The controller is further configured to determine a backup external cache partition corresponding to the target external cache partition, and store the to-be-stored data in the backup external cache partition;

And storing the to-be-stored data from the backup external cache partition to the target storage module when the storage of the to-be-stored data from the target external cache partition fails to the target storage module.
The storage device of claim 6, wherein the controller is further configured to determine a backup storage module of the target storage module, determine an external cache partition corresponding to the backup storage module, and store the data to be stored.
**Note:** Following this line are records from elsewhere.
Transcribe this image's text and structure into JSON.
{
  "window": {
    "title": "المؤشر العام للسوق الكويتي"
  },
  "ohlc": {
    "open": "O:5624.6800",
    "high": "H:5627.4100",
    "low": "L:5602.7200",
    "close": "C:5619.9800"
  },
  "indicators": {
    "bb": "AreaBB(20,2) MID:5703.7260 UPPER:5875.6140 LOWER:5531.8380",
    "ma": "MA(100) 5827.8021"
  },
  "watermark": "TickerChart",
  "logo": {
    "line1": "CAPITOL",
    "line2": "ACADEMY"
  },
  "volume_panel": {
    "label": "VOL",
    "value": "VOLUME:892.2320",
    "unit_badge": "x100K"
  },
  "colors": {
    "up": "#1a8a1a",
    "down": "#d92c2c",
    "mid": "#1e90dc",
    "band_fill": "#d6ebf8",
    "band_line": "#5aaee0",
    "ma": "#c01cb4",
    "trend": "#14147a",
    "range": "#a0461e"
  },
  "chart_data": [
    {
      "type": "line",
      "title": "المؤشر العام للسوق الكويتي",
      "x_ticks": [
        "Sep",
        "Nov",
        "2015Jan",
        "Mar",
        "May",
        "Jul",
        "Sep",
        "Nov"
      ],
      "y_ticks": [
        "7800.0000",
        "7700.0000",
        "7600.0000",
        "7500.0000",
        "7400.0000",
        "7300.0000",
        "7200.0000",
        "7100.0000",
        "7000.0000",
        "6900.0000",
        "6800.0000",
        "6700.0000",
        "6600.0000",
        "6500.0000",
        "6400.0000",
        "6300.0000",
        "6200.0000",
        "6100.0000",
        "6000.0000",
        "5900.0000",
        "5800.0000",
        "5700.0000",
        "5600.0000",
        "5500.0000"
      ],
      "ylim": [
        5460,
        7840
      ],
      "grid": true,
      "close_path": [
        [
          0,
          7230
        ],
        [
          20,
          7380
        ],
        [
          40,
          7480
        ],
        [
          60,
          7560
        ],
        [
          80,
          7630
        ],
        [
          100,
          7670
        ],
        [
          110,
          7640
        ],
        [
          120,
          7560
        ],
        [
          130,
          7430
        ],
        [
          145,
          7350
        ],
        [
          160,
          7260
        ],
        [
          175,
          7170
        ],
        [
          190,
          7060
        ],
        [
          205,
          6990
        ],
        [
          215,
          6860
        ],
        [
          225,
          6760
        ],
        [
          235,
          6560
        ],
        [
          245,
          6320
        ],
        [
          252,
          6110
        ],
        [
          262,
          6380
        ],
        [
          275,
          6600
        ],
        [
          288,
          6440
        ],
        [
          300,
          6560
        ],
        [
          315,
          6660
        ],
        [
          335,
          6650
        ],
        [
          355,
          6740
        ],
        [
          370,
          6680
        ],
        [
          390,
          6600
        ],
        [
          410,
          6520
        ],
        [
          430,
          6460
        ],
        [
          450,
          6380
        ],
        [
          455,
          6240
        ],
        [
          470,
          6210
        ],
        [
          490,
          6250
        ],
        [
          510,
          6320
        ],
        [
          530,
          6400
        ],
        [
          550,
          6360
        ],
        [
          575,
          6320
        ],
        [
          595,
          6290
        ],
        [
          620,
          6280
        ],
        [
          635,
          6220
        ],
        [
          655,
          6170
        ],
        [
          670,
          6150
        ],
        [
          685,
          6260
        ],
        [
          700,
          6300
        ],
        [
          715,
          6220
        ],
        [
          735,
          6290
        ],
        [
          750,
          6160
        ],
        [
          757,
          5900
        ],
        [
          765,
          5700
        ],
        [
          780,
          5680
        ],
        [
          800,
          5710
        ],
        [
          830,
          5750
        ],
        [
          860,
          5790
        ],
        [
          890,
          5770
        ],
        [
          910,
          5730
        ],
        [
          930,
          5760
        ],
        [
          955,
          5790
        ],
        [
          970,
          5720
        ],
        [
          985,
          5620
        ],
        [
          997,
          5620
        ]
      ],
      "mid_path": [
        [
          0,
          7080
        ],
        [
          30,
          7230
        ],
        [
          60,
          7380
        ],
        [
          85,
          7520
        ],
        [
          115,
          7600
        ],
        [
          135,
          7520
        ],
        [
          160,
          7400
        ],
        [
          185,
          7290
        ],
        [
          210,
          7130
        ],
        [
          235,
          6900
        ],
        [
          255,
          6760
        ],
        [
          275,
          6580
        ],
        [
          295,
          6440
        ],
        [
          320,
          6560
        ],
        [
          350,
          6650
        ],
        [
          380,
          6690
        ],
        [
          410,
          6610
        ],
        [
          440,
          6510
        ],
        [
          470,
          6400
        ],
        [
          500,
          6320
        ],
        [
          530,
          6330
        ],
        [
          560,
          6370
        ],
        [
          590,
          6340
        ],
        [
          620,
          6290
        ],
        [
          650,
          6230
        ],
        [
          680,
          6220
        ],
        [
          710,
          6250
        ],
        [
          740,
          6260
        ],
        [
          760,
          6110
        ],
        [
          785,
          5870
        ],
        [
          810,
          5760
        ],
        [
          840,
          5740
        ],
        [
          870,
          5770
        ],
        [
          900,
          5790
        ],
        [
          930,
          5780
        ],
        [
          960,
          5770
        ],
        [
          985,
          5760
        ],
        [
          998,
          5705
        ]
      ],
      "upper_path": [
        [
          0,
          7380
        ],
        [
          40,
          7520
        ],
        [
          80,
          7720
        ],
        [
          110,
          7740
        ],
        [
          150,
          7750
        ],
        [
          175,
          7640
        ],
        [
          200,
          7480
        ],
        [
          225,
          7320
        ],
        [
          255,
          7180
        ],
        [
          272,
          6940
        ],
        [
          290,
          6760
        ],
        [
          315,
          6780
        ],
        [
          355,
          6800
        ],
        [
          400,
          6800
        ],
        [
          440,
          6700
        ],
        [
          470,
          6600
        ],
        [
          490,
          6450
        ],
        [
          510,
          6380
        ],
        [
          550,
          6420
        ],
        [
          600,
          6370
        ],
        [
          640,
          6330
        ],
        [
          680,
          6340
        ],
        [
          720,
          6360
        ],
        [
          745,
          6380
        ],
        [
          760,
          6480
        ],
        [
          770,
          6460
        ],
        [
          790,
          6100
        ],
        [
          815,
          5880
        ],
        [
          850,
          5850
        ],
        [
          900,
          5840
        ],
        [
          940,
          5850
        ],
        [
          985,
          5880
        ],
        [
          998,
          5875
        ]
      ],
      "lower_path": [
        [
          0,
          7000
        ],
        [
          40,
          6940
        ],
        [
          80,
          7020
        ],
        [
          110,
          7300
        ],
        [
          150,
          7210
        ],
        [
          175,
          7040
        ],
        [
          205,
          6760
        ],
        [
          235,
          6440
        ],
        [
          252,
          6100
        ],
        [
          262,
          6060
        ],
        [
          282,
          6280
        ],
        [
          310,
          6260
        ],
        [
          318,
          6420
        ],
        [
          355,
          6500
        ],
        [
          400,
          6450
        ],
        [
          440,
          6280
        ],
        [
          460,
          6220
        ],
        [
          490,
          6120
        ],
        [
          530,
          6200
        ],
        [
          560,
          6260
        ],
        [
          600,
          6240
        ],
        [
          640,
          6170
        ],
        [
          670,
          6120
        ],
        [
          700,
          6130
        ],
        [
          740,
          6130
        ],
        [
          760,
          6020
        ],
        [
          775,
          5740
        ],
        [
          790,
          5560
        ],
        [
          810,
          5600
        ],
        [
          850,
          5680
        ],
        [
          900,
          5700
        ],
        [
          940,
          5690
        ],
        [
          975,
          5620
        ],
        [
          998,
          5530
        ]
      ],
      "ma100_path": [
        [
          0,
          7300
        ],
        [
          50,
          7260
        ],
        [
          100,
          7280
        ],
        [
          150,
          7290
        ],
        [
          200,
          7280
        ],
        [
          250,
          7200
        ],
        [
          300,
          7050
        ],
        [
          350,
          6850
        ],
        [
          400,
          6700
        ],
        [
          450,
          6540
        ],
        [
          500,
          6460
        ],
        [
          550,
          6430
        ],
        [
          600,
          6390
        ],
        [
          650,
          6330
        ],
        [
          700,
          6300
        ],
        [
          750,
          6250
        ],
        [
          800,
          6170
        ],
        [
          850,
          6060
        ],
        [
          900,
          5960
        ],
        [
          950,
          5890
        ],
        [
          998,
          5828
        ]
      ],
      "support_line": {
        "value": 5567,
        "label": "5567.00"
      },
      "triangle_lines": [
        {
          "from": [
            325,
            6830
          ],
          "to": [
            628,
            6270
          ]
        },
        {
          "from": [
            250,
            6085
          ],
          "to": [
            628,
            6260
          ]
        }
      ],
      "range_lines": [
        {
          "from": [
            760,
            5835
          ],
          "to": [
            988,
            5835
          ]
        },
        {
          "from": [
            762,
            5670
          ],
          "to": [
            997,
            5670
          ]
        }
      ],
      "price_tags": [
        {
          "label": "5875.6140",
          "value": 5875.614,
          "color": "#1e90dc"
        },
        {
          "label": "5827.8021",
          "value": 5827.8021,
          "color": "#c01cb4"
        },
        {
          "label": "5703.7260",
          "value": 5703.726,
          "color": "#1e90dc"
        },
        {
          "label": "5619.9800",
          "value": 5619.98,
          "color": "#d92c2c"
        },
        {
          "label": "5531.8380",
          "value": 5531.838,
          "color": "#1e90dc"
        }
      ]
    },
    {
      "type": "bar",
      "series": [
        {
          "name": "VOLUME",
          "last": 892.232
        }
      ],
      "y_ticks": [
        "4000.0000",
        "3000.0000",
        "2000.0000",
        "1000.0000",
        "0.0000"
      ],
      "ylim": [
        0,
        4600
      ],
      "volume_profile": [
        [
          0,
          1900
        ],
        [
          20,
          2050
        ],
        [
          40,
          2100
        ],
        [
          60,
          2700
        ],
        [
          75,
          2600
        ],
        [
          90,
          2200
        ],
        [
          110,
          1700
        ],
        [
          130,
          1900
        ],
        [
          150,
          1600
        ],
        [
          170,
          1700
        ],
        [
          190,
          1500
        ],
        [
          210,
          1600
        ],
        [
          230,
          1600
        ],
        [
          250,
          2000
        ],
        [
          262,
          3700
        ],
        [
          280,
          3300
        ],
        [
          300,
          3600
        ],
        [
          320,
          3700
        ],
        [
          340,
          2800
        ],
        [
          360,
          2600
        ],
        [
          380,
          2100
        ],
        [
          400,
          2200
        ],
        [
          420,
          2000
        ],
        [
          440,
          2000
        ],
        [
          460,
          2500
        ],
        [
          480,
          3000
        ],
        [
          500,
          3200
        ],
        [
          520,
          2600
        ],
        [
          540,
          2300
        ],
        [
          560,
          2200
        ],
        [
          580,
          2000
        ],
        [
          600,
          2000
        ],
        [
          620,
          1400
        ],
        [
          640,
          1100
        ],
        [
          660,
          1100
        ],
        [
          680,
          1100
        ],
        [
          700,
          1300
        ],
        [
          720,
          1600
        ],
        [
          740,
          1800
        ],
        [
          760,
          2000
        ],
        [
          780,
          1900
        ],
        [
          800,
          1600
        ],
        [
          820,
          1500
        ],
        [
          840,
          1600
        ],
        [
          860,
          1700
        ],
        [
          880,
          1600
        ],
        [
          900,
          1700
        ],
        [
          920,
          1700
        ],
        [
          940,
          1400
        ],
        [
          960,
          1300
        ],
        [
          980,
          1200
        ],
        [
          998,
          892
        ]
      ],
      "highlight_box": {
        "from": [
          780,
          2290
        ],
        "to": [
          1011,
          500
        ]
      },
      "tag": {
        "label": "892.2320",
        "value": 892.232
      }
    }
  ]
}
And storing the data to be stored from the external cache partition corresponding to the backup storage module to the backup storage module.
A data storage method for a storage device according to claim 6, wherein the method comprises:

The controller receives a data write request;

The controller acquires a target storage module that stores data to be stored from the data write request, and determines a target external cache partition corresponding to the target storage module;

The controller stores the to-be-stored data in the target external cache partition; and stores the to-be-stored data from the target external cache partition to a target storage through a storage interface to which the target storage module is connected Module.
The method according to claim 10, wherein each of the at least one storage module is provided with at least two storage units, and an external cache partition corresponding to each of the storage modules includes the at least At least two external sub-cache partitions corresponding to the two storage units; the controller acquires a target storage module storing the data to be stored from the data write request, and determines a target external cache partition corresponding to the target storage module; The controller stores the to-be-stored data in the target external cache partition; and stores the to-be-stored data from the target external cache partition to the target storage module through a storage interface to which the target storage module is connected ,include:

The controller acquires, from the data write request, a target storage unit that stores data to be stored, and determines a target external sub-cache partition corresponding to the target storage unit;

The controller stores the to-be-stored data in the target external sub-cache partition; and partitions the to-be-stored data from the target external sub-cache partition through a storage interface to which the storage module in which the target storage unit is located Stored to the target storage unit.
The method of claim 10, wherein the storage device further comprises at least one backup external cache partition, the at least one backup external cache partition being in one-to-one correspondence with the at least one external cache partition, the method further include:

Determining, by the controller, a backup external cache partition corresponding to the target external cache partition, and storing the to-be-stored data in the backup external cache partition;

And when the controller fails to store the to-be-stored data from the target external cache partition to the target storage module, the controller stores the to-be-stored data from the backup external cache partition to the target storage module.
The method of claim 10, wherein the method further comprises:

Determining, by the controller, a backup storage module of the target storage module, and determining an external cache partition corresponding to the backup storage module;

The controller stores the to-be-stored data in an external cache partition corresponding to the backup storage module; and stores the to-be-stored data from an external cache partition corresponding to the backup storage module to the backup storage module.